In view of this, the question can also be raised regarding the third project, »Basicray Netcasting Service« by Vladimir Muzhesky (New York), about what unconscious elements are present. This work deals directly with the attack on the World Trade Center of September 11, and is the continuation of a series of fictive TV programs on the internet that Muszhesky started together with other artists and technicians under the names Basicray and love28. It is a video stream lasting about five minutes in which we see a Barbie-like cyborg woman standing in front of the smoking ruins of New York, who reads a text like a newsreader: The »global system has lost its balance« and cannot be restored. »The death of power symbols is the beginning of a confusing and painful but vital process of reorientation and enlightenment. It is a call for new progressive mentalities to enter the global scene and replace what Bataille called restricted economies. Without exaggeration this challenge is critical to our survival and prosperity.«

It is remarkable that this »synthetic Angel of Death« (press statement), who is also a bringer of hope, is young and female. In the three preceding Net-TV casts from the series, it was also a young, female figure that spoke to the Net audience with a rigid facial expression and a monotone, synthetic voice. Femininity thus has a very specific meaning here. Her sex wants to say something that lies beyond the text she speaks. With her body, which seems on the one hand dispossessed, immaterial and fleeting, and on the other petrified in its impenetrable compactness, she backs up »her« plea of instability. In other words: her body and her sex stabilize the instability of which she speaks, and which she also embodies through her non-authentic femininity and physicality. She is the personification of instability. The suspicion even arises that her 3D body, which makes what is being documented seem like a completely unreal science-fiction scenario, could be interpreted as a form of control and a denial of the historically real, contrary to the conscious intention of the work.

»Basicray Netcasting Service« can thus not only be read not only as the attempt to deal with (or possibly to obscure) a traumatic event, but also as an attempt to give it meaning retrospectively, with the option of the creation of new subject positions. The fact that the female body is referred to as an allegory indicates, however, that, despite all progressivity, traditional images of women are used to express matters of universal import, which gives it all a bitter aftertaste when seen from a feminist angle. Without this point of view, it is of course not noticed, for the absorbing subject and seductive esthetics skillfully cover up the language of the unconscious male fantasies.

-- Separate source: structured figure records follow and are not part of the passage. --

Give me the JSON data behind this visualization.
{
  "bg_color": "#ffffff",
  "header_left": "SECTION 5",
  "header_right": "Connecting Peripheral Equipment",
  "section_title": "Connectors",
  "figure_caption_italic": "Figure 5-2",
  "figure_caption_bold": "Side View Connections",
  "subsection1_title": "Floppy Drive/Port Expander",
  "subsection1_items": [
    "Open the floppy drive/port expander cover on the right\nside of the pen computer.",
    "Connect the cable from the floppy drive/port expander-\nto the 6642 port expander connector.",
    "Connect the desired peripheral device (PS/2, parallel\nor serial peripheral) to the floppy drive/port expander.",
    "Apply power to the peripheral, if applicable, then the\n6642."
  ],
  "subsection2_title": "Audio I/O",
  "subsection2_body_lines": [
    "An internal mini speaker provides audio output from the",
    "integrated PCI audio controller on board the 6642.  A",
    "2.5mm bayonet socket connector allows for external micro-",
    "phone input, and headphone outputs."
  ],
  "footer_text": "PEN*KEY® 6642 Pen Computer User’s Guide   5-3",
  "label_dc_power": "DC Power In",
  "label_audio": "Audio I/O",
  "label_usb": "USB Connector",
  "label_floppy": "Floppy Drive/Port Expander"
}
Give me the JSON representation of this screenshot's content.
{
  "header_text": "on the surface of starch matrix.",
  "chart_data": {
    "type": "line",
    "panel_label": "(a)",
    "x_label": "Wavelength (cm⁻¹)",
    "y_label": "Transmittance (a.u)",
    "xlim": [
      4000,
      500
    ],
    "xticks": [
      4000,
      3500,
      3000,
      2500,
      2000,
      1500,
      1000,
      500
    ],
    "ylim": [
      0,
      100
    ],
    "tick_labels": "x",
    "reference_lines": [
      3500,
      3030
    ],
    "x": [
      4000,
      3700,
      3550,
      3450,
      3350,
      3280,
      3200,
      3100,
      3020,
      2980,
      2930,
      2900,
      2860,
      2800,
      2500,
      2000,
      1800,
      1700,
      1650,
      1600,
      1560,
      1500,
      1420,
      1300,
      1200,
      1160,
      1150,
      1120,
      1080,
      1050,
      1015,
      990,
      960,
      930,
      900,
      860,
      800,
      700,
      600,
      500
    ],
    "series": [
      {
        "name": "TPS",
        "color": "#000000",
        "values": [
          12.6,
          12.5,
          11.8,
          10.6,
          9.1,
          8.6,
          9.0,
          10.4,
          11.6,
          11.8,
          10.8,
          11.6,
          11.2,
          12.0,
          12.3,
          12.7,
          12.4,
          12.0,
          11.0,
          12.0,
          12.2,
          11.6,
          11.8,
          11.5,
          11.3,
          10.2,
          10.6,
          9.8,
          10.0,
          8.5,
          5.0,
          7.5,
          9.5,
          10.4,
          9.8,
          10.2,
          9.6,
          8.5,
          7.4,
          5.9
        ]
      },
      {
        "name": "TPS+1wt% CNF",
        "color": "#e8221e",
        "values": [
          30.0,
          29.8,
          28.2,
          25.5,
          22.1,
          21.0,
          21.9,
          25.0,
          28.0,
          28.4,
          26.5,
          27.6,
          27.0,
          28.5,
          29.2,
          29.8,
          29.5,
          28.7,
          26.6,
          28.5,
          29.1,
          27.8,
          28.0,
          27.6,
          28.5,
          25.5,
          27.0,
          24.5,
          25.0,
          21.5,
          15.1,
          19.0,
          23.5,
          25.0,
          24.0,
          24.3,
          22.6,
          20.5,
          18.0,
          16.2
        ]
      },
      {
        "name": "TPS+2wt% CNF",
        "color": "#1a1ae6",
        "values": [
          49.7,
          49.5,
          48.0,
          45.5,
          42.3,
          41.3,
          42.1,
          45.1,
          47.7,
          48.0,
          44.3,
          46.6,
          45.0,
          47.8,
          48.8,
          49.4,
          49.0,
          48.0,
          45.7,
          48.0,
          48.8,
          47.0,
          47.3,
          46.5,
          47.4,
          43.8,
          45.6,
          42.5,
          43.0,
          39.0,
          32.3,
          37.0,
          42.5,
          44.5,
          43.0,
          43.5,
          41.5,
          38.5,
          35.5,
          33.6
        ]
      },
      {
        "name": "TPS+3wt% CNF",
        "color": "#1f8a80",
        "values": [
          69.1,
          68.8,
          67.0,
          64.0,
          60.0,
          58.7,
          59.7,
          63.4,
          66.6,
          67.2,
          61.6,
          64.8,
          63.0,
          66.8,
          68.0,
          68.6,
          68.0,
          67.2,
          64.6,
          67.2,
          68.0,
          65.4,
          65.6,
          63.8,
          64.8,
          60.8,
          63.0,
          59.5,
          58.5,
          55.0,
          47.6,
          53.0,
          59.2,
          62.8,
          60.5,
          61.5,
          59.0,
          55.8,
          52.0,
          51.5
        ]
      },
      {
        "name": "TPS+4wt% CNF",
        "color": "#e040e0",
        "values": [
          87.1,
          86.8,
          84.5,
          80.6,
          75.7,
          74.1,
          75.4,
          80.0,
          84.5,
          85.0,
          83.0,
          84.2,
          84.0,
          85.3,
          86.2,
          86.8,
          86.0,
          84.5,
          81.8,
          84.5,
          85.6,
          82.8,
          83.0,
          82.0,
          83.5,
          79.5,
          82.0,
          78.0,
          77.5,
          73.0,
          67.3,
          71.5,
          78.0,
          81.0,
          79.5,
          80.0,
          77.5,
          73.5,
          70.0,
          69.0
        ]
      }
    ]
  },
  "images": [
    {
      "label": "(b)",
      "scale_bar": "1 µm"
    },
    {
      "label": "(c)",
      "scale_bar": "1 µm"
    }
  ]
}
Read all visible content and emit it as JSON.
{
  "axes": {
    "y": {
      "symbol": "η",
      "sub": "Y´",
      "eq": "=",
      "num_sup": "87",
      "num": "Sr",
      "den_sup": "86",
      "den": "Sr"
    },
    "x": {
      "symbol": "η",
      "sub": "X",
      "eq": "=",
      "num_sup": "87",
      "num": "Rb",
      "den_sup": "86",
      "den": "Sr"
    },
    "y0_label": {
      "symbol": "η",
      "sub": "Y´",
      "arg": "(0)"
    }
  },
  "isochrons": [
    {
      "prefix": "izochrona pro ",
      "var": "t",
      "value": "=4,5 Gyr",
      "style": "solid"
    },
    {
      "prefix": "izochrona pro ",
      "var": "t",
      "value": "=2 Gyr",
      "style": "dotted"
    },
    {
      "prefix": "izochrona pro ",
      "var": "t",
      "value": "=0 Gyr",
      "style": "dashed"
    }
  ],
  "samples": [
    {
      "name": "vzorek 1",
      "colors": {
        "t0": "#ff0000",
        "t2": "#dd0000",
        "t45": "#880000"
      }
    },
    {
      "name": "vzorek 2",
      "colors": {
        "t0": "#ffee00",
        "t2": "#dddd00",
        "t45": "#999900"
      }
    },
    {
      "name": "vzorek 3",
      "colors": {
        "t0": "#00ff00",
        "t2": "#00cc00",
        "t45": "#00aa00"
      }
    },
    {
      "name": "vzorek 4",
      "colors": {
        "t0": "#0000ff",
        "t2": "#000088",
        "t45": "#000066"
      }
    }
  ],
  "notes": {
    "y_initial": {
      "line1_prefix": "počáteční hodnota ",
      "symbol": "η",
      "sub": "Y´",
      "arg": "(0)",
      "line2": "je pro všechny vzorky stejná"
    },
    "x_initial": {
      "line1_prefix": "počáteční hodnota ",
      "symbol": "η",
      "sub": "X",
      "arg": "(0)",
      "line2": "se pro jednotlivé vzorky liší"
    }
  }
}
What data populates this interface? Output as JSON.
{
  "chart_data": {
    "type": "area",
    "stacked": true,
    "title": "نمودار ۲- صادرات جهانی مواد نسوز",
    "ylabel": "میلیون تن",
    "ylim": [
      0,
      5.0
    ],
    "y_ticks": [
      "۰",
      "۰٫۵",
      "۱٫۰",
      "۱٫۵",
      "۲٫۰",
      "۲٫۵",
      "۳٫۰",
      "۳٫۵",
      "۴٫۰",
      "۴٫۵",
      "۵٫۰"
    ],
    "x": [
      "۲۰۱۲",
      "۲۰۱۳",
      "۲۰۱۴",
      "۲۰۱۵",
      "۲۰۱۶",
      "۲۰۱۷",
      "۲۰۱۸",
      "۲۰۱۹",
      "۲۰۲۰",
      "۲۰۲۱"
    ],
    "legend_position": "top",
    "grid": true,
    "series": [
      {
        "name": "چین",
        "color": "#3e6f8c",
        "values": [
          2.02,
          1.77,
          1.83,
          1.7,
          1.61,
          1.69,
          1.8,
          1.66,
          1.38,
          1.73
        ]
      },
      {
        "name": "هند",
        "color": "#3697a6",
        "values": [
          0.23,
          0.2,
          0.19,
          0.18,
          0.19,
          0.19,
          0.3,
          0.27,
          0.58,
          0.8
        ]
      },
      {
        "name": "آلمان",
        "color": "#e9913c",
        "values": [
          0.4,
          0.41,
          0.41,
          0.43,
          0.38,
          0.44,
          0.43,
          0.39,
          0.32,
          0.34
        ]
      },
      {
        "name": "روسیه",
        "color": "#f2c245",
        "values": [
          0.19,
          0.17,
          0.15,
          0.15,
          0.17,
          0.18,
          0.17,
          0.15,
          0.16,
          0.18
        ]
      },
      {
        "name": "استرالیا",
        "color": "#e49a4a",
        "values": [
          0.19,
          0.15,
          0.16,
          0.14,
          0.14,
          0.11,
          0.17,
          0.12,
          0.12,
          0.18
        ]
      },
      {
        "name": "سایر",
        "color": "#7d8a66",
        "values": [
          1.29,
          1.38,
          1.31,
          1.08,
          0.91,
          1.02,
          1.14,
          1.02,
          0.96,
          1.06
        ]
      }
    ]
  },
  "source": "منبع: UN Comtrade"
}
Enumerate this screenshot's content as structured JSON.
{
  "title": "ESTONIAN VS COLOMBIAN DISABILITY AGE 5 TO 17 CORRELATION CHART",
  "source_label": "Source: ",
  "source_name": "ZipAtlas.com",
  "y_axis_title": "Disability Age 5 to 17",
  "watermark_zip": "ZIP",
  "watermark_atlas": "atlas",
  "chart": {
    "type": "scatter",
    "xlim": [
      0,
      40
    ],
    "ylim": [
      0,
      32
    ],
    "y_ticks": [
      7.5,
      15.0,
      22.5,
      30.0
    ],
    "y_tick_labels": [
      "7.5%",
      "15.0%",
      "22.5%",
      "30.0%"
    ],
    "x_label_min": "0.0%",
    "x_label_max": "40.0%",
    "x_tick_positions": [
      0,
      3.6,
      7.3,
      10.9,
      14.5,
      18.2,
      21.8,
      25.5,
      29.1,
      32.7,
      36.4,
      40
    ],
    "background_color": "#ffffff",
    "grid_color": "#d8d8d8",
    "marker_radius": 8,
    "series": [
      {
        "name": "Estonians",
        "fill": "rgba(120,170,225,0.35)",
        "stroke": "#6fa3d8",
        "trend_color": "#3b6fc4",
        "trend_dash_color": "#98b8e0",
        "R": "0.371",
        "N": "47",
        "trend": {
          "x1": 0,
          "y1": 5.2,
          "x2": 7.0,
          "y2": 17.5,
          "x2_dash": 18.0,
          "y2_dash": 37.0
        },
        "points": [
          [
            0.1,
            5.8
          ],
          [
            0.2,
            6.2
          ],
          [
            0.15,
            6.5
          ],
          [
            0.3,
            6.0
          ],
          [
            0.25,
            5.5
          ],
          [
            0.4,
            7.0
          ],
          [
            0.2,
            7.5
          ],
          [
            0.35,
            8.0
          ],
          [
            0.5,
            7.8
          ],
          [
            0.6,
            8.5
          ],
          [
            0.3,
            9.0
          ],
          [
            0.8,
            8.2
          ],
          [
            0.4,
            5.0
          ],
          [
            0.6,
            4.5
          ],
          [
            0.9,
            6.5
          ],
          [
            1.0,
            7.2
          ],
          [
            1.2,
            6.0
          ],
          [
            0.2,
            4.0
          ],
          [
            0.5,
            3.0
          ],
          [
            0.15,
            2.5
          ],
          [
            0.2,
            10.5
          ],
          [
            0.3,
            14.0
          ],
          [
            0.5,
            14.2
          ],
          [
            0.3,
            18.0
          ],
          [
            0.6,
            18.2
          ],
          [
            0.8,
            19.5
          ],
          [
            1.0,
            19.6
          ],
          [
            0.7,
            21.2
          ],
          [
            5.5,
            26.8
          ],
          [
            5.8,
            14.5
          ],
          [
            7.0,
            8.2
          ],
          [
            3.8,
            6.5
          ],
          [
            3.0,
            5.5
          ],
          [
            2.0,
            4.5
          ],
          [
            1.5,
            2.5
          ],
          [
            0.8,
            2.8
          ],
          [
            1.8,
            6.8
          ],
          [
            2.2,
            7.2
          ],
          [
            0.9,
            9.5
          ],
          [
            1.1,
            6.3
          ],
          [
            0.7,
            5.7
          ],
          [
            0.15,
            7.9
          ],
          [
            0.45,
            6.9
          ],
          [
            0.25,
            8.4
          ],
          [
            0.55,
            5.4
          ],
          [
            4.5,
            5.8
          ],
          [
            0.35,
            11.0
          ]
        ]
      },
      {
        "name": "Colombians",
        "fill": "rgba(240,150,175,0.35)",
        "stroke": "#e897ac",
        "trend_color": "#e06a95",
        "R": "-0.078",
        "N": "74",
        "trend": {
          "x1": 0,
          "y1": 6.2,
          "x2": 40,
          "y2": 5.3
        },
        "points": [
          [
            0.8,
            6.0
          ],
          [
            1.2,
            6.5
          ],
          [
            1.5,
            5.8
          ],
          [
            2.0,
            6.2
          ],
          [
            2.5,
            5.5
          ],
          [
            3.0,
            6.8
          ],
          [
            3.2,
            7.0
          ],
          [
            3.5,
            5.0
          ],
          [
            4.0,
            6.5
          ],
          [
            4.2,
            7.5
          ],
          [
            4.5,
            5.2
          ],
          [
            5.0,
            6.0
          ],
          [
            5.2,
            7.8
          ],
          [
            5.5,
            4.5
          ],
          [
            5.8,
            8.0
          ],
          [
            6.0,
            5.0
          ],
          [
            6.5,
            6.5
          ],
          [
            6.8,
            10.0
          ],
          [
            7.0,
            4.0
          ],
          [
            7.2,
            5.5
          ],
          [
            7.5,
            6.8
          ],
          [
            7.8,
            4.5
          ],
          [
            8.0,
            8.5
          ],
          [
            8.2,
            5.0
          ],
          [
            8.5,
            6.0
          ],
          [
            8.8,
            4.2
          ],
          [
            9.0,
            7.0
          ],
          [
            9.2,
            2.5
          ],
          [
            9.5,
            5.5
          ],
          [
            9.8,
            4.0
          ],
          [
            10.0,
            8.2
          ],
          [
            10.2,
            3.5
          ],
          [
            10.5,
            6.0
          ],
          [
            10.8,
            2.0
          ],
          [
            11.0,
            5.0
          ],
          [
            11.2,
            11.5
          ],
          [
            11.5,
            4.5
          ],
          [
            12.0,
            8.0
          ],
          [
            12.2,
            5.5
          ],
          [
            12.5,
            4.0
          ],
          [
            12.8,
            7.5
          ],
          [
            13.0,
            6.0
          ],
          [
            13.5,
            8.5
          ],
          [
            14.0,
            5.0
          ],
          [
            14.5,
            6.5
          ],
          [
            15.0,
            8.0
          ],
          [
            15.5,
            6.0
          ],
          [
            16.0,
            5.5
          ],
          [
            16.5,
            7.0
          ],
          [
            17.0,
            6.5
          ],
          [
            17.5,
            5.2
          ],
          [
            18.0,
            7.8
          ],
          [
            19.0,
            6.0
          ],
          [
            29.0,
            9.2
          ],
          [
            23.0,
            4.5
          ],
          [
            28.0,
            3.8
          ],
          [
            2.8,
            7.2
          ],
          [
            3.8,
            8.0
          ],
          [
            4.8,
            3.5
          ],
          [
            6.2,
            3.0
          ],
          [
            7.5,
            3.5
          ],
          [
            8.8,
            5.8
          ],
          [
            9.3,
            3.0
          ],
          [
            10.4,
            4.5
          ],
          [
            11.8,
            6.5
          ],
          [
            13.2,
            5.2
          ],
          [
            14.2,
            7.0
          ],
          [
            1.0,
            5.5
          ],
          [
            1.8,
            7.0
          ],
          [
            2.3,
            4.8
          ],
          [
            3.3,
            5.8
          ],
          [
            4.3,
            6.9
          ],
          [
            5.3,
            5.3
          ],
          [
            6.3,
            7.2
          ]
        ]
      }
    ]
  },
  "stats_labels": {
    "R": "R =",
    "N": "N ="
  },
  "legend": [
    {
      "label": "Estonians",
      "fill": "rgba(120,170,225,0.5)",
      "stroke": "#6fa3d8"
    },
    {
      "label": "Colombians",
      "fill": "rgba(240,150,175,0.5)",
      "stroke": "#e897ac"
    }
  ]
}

Finally, »The Great Game« by John Klima, which is the present project, modeled on a computer game, is the most concrete analysis of the contemporary political landscape, the war in Afghanistan and its meaning for our life. He does not play all this through using a universalized female body, but provides facts of war strategy. And the players learn very directly that medial realities are also material realities.

 

Translated by Tim Jones

 

1 Barbara Basting, Reinhard Storz, Monica Studer, Christoph v. d. Berg, Hans Rudolf Reust

2 http://www.xcult.org/shrink/interface.html

»Shrink to fit« will be on display from November to May 2002 as an installation as well (with online connection) in the Museum für Kommunikation in Berne. There will also be a research project carried out by the Hochschulen für Gestaltung und Kunst (Schools of Design and Art) in Basel and Berne (supervised by Reinhard Storz and Hans Rudolf Reust) on the subject »Netzkunst online und im Museum« (Net.Art Online and in Museums). The Museum für Kommunikation and the Museum für Kunst der Gegenwart in Berne are the third partner . What is important is that the research project pays the production costs and does not only provide the context, as is often the case, particularly with Net art.